Horse sport enjoys £30m media boost

Charlotte Dujardin and Valegro with their gold medal.
Charlotte Dujardin and Valegro with their Olympic gold medal. © London 2012

The British Equestrian Federation has estimated the value of written equestrian media coverage during 2012 at more than £30 million.

Coverage appeared in all publications across a wide range of markets – from daily and regional newspapers to celebrity news and women’s fashion magazines – clearly demonstrating that equestrianism now has a strong profile in the public domain.

This was spurred by the iconic images beamed around the world from Greenwich Park over the summer – from Nick Skelton securing the country’s first Olympic Gold medal in showjumping since 1952, to dressage rider Charlotte Dujardin covering her mouth in disbelief at the end of her gold medal-winning freestyle test.

Media coverage of equestrian sports in the build-up, during and post the Olympic and Paralympic Games was extensive and far-reaching, and the federation said the venue had provided images from London 2012 that people will remember in the future.

Holding a memorable and successful event at Greenwich Park has brought the powerful legacy of a stronger place for equestrian sport both within the Olympic and Paralympic Games ‘family’ and in the minds of the general public.

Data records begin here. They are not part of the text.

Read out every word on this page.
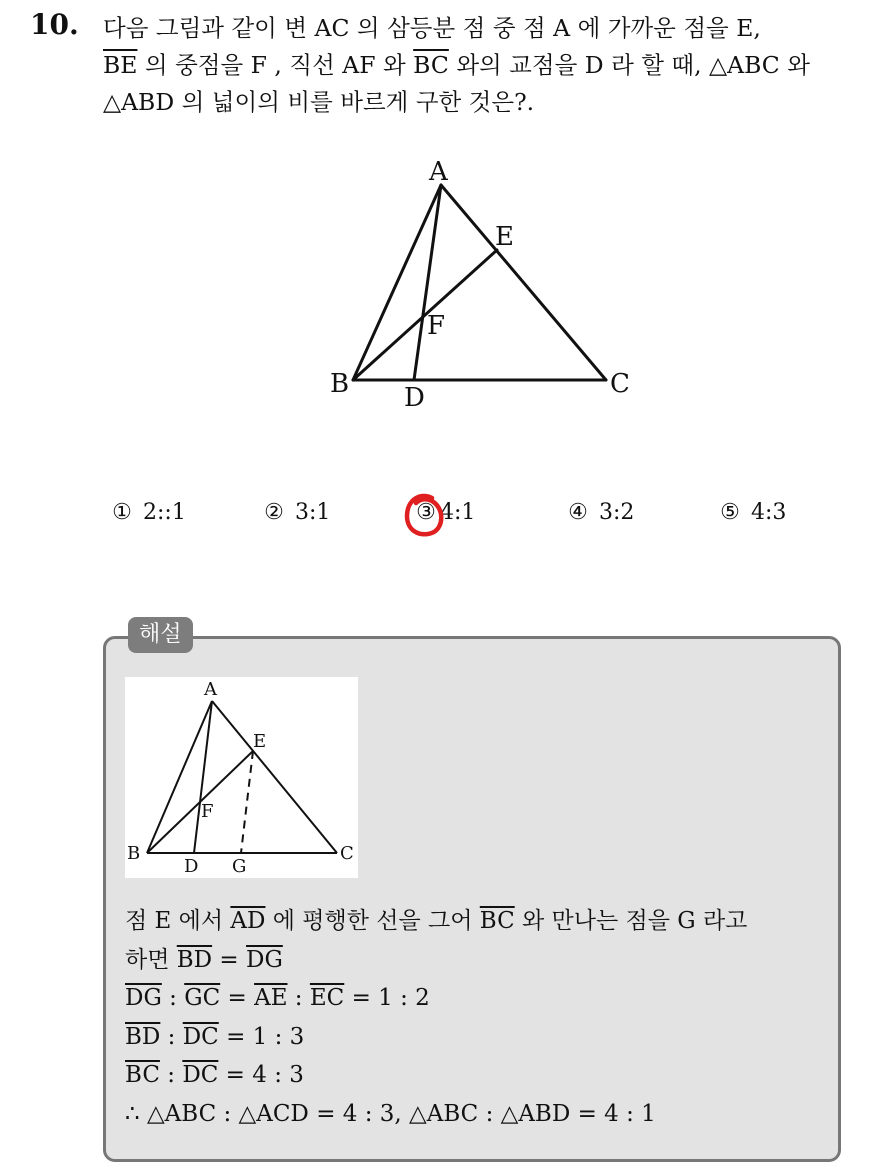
10. 다음 그림과 같이 변 AC 의 삼등분 점 중 점 A 에 가까운 점을 E,
$\overline{BE}$ 의 중점을 F , 직선 AF 와 $\overline{BC}$ 와의 교점을 D 라 할 때, △ABC 와
△ABD 의 넓이의 비를 바르게 구한 것은?.
A
E
F
B D	C
① 2::1	② 3:1	③ 4:1	④ 3:2	⑤ 4:3
해설
A
E
F
B
D G
C
점 E 에서 $\overline{AD}$ 에 평행한 선을 그어 $\overline{BC}$ 와 만나는 점을 G 라고
하면 $\overline{BD} = \overline{DG}$
$\overline{DG}$ : $\overline{GC} = \overline{AE}$ : $\overline{EC} = 1$ : 2
$\overline{BD}$ : $\overline{DC} = 1$ : 3
$\overline{BC}$ : $\overline{DC} = 4$ : 3
∴ △ABC : △ACD = 4 : 3, △ABC : △ABD = 4 : 1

Capitalising on this with more substantial participation and general interest in equestrian sport is work under way and needs consistent development and exposure and is the next vital step.

It is now up to the BEF’s Legacy brand ‘Hoof’ to channel those who have been inspired to get on a horse or return to riding.

The BEF was one of the first National Governing Bodies (NGBs) of sport to launch its Legacy plan, and it has been empowering the equestrian industry to get behind the ‘Hoof’ brand, so that it can capitalise on the largest shop window the sport has ever seen.

Working with local riding schools across the country has been a priority. One of the most important initiatives the BEF has launched is its ‘Take Back the Reins’ (TBTR) programme, a stepping stone for lapsed or new riders to get in the saddle – no matter what age or experience. The programme is set up to allow like-minded people to start riding in a social and fun environment.

Andrew Finding, Chief Executive of the BEF, commented: “London 2012 was an extraordinary experience for us all. Our first legacy objective was achieved through the coverage of our athletes at our remarkable venue Greenwich Park, equestrian sport was given the highest possible profile.

“Before the Games we launched to help demystify our sport to the new community the Games inspired and to direct the interests of anyone who wanted to start or return to equestrianism. Our true legacy will be secured in continuing to profile our sport, in increasing the numbers involved, in the raising of standards and in continued successes in all areas. To achieve this we need everyone to help the positive upward drive.”